The title sounds alarming and catastrophic. Many people will dismiss it right away and would say that I am exaggerating by insinuating that something like that is actually going on. I cannot say for sure that it is happening, that is why the title of the post has a question mark, however, I am going to present some facts in an objective way.
The world has undergone 5 mass extinctions of species. The first is called the Ordovician-Silurian extinction and occurred around 439 million years ago. 25% of marine families and 60% of marine genera were lost. The second one is called the Late devonian extinction and happened 364 million years ago. 22% of marine families and 57% of marine genera disappeared. The third, and the worst of all, called the Permian-Triassic extinction, occured about 251 million years ago. 95% percent of all specias died out, 53% of marine families, 84% of marine genera and 70% of land species also were gone. The fourth one is called the End Triassic extinction and happened 200 million years ago. 22% of marine families and 52 percent of marine genera disappeared. The fifth one is called the Cretacous-Tertiary extinction and occured 65 million years ago.. It is famous because it included the death of the dinosaurs. 16% of marine families, 47% of marine genera and 18% of lnd vertebrate families became extinct.

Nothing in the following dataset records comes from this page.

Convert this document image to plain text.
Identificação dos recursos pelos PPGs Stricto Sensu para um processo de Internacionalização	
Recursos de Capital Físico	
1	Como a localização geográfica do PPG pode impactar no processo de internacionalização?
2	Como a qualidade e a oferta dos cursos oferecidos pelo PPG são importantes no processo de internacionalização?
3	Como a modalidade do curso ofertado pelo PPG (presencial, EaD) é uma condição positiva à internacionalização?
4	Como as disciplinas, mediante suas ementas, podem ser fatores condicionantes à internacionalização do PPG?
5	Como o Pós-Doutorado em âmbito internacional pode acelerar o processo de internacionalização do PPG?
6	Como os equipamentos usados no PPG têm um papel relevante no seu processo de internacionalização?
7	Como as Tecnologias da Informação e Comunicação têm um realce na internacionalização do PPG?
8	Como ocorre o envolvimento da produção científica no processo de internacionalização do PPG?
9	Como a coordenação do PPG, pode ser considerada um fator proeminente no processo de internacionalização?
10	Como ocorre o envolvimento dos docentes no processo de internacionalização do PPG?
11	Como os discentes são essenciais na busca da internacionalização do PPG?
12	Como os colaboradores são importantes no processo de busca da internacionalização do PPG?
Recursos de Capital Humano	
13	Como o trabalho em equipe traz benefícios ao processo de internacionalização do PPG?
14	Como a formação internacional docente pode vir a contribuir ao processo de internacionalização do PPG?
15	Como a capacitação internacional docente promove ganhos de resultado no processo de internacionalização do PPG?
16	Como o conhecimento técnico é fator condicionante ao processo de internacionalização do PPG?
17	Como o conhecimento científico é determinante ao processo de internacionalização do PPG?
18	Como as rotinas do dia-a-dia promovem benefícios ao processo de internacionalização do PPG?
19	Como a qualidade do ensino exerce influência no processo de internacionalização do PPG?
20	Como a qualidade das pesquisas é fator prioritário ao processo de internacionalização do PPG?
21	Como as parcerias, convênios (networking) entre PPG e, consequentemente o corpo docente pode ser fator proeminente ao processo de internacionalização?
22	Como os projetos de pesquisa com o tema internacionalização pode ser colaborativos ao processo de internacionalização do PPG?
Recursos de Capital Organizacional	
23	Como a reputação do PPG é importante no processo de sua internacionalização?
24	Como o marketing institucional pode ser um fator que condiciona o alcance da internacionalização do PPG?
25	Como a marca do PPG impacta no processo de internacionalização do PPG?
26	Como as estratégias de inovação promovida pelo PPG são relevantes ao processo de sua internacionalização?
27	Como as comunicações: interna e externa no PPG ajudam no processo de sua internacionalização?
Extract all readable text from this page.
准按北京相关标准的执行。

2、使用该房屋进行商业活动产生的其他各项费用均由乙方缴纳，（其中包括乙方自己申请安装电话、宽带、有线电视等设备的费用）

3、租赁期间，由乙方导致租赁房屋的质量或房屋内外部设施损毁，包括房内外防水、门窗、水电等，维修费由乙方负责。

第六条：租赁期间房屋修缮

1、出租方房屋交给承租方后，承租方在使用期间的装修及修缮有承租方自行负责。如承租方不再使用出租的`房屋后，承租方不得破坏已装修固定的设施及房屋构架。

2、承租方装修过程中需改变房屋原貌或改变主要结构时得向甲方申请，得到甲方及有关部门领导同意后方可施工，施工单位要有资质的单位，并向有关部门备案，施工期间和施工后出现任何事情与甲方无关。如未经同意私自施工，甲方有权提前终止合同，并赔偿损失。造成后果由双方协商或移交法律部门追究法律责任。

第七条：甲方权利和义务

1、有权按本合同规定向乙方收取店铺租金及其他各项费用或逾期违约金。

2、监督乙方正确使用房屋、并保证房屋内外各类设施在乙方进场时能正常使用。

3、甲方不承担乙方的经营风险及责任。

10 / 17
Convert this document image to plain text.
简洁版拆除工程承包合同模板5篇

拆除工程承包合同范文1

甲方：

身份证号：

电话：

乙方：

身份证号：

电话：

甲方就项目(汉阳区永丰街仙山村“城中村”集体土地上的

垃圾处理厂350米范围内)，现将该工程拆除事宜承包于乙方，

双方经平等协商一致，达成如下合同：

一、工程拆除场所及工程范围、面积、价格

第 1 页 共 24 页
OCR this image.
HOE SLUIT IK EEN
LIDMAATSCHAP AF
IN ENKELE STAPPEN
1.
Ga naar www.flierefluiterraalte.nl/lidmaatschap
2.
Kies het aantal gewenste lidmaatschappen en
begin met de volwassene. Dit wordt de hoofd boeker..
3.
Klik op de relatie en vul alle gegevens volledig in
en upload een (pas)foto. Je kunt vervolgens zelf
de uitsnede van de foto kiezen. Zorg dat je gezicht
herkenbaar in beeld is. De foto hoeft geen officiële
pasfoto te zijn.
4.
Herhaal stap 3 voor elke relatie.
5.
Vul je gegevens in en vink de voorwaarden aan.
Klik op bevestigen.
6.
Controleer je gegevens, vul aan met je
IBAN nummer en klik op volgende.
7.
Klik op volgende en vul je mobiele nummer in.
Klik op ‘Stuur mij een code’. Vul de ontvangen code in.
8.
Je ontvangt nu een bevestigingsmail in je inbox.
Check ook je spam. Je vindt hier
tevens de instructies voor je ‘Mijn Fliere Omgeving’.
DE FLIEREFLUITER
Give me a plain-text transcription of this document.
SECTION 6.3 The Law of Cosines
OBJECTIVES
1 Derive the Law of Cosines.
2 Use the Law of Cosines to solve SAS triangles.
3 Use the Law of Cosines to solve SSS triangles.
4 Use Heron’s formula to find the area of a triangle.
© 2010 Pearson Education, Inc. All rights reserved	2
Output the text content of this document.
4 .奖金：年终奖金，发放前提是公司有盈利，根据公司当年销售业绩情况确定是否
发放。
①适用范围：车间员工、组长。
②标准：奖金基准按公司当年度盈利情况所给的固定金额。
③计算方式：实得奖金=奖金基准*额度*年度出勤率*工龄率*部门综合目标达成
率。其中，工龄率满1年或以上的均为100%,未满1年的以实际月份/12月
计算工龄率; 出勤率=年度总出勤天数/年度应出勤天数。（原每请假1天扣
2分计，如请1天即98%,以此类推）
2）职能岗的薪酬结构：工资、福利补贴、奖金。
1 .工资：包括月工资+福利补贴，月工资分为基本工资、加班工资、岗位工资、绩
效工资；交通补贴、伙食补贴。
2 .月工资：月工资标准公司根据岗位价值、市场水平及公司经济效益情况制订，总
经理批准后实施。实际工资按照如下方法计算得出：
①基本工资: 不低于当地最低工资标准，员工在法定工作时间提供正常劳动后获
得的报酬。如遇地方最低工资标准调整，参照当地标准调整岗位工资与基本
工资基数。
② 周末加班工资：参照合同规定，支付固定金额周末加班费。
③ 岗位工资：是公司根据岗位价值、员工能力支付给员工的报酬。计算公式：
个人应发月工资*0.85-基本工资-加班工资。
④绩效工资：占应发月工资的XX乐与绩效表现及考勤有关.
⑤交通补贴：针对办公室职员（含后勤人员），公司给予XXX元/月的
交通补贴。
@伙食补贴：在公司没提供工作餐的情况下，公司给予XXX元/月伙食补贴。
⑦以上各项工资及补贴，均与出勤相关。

Extinction occurs all the time. Species disappear at a rate that oscillates between 1-10 species per year. This is called background extinction rate. Mass extinction occurs when this rate markedly increases causing great number of species to disappear in a short period of time. We have to remember that short period, in a geological scale can mean a couple thousand years.
Mass extinctions occur due to a major disruption in the Earth's ecosystems, either by internal causes, e.g, melting glaciers or volcanic activity; or external causes like asteroid impacts.
Currently, and for some years now, species are disappearing at a rate of 30000 per year. It this rate continues, 50% of all species will have disappeared in 100 years, enough to call it a mass extinction. There is a major disruption of Earth's ecosystems going on, due to global warming and due to the space that humankind is occupying as its population keeps to grow.
The solutions are not easy and will have to include a limitation in the increase of the population and the stopping of global warming. Both processes would take tens to hundreds of years, so in my opinion, there is little that can be done, except to try to minimize the effects of our own activity. There is another pathway. In the event of the collapse of civilization due to lack of fossil fuels or lack of food to feed the billions of people that will be born, war, famine and disease will take care of the human population and would be the means of nature to restore the equilibrium that has been broken.